The overall number of people and fast food restaurants participating in such programs is "extremely minimal," says USDA's Lavallee.

As part of the program, it's up to the states to find restaurants willing to participate and set them up to accept food stamps, now called Supplemental Nutrition Assistance Program, or SNAP. Because food stamps benefits are provided on debit cards, restaurants have to be able to accept the cards.

As this list from USDA makes clear, food stamps typically can be used only for "foods for the household to eat," such as breads, fruits, meats and dairy products. Alcohol, cigarettes, household supplies or "food that will be eaten in the store" do not qualify.

The restaurant meal program for the homeless, elderly and disabled is the exception. The largest program of this type in the country is Los Angeles County's Restaurant Meals Program , which has some 64,000 homeless, disabled and elderly enrolled and some 1,000 restaurants participating, says Jessica Bartholow, an advocate with the Western Center Law and Poverty in Sacramento.

The newest program, in Rhode Island, will be available to 33,000 homeless, elderly or disabled. That is about 20 percent of the nearly 165,000 Rhode Islanders receiving SNAP benefits, The Providence Journal reports . Currently, four Subway restaurants are participating, the paper says.

Congress would have to change the federal food stamp law in order to allow states to have restaurant meal programs for all food stamp recipients. Sue Hensley, a spokeswoman for the National Restaurant Association , says her organization thinks the current program is valuable the way it is now and is not asking Congress to change it. "For states that want to participate in the program, we support that decision," she says, although she stresses that it's a state-by-state decision.

The USA Today story cited lobbying by  Yum! Brands , the parent company of Taco Bell and KFC, to expand the use of such programs. "It makes perfect sense to expand a program that's working well in California, Arizona and Michigan, enabling the homeless, elderly and disabled to purchase prepared meals with SNAP benefits in a restaurant environment just as they can purchase ingredients in a supermarket," Jonathan Blum, a spokesman for Yum!

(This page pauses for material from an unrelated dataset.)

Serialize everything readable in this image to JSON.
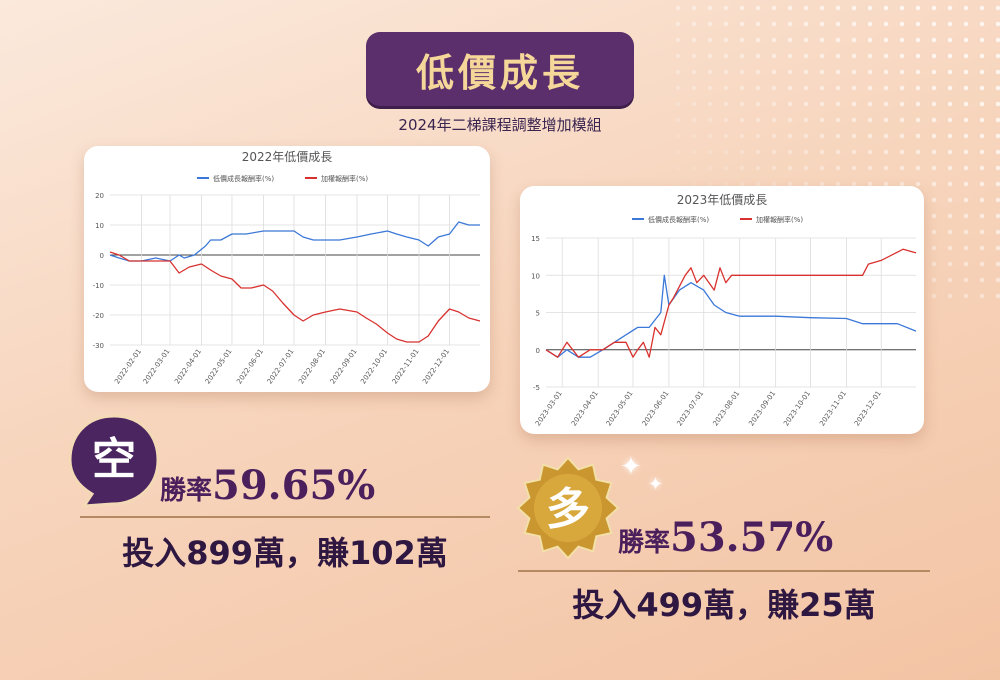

Brands, said in an email to Stateline .

With U.S. obesity rates climbing, one concern that was raised in online postings centered on whether taxpayer dollars should be spent on fast food for welfare recipients.

"We know there will be objections, but we see more of an upside than a downside," Frederick Sneesby, spokesman for the Rhode Island Department of Human Services told The Providence Journal .

Bartholow of the Western Center Law says the concerns are overblown. A meal at a fast food restaurant is better than no meal, she says, plus many fast food restaurants offer healthy choices. She says the recent controversy and attention on the program has a bright spot, prompting some of the 53 counties in California that aren't participating in the program to reconsider. "It's a great way for people who are not able to use their benefits in the traditional way."